Let us assume we need to maximize the likelihood $p(x|\theta)$ of an observed variable $x$ given a set of parameters $\theta$. However, this likelihood also depends on a set of hidden variables $z$, that we cannot observe. Updating the parameters $\theta$ in an optimal way, would require the knowledge of $z$, that is not possible. However, it is still possible to estimate it, and use this estimate to further update the parameters $\theta$. If I am not mistaken, this is the Expectation-Maximization (EM) algorithm.
This algorithm is divided in two different steps: the E and M steps. When the overall problem is intractable, the E step can be performed by minimizing an upper bound of the expected value of $z$ via gradient descent (the variational free energy). When this process has converged, the parameters $\theta$ of the model are optimized in the M step. I hope my understanding so far is clear; if not, what is wrong?

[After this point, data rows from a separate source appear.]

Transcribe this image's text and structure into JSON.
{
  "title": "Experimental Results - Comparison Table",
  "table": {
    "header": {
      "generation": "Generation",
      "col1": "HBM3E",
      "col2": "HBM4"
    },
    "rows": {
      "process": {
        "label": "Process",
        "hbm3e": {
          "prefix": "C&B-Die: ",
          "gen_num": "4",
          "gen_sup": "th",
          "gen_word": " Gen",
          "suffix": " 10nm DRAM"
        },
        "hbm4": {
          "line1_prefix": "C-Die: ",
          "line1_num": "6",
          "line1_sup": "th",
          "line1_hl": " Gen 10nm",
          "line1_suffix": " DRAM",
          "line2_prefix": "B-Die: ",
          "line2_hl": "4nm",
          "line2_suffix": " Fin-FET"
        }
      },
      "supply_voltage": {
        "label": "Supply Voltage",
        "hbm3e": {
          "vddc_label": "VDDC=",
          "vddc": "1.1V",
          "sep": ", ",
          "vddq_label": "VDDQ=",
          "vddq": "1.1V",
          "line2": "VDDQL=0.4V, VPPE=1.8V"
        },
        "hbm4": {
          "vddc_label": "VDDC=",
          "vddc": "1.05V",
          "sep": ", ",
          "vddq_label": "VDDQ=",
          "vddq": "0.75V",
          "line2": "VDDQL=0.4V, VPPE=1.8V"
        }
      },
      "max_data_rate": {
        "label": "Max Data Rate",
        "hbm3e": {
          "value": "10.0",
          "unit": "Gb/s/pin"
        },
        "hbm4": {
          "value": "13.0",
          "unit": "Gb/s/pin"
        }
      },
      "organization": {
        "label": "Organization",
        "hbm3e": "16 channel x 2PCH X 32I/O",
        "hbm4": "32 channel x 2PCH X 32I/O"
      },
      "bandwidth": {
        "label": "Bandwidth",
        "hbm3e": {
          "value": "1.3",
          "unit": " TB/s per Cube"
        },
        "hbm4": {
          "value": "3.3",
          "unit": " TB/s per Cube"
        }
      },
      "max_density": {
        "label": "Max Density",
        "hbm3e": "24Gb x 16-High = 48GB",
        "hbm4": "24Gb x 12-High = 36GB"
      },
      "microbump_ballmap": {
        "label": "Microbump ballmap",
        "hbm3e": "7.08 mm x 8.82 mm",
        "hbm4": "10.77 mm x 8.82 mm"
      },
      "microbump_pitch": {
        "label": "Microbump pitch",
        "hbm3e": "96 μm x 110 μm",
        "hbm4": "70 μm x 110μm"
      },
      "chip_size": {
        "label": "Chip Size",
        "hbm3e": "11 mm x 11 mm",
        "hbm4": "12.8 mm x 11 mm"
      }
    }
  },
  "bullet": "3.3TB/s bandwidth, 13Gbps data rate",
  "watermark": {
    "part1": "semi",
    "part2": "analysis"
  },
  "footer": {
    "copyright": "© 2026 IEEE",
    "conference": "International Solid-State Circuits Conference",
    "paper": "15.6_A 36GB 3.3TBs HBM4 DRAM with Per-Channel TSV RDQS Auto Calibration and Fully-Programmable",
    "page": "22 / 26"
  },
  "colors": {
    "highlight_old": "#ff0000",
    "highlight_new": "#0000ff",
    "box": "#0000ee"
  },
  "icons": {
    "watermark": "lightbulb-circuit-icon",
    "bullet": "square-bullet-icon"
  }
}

Let us assume we perform the E step via gradient descent: in this case, the process usually runs until GD has converged, and only here the M step is performed. In a practical case I am working on, I have realised that performing the M step while gradient descent is minimizing my free energy for the $E$ step, leads to better results in practice. In other words, instead of waiting for the E step to be completed, I simultaneously update both the expected value of $z$ and the parameters $\theta$ according to the current estimation, until the whole process converges.
I don't think I am the first person to try such a procedure, hence, I was wondering whether there exist similar methods In the literature, or simply articles that explain the advantages of such an algorithm over the discrete EM one, where the M step is only performed once after the E step has converged.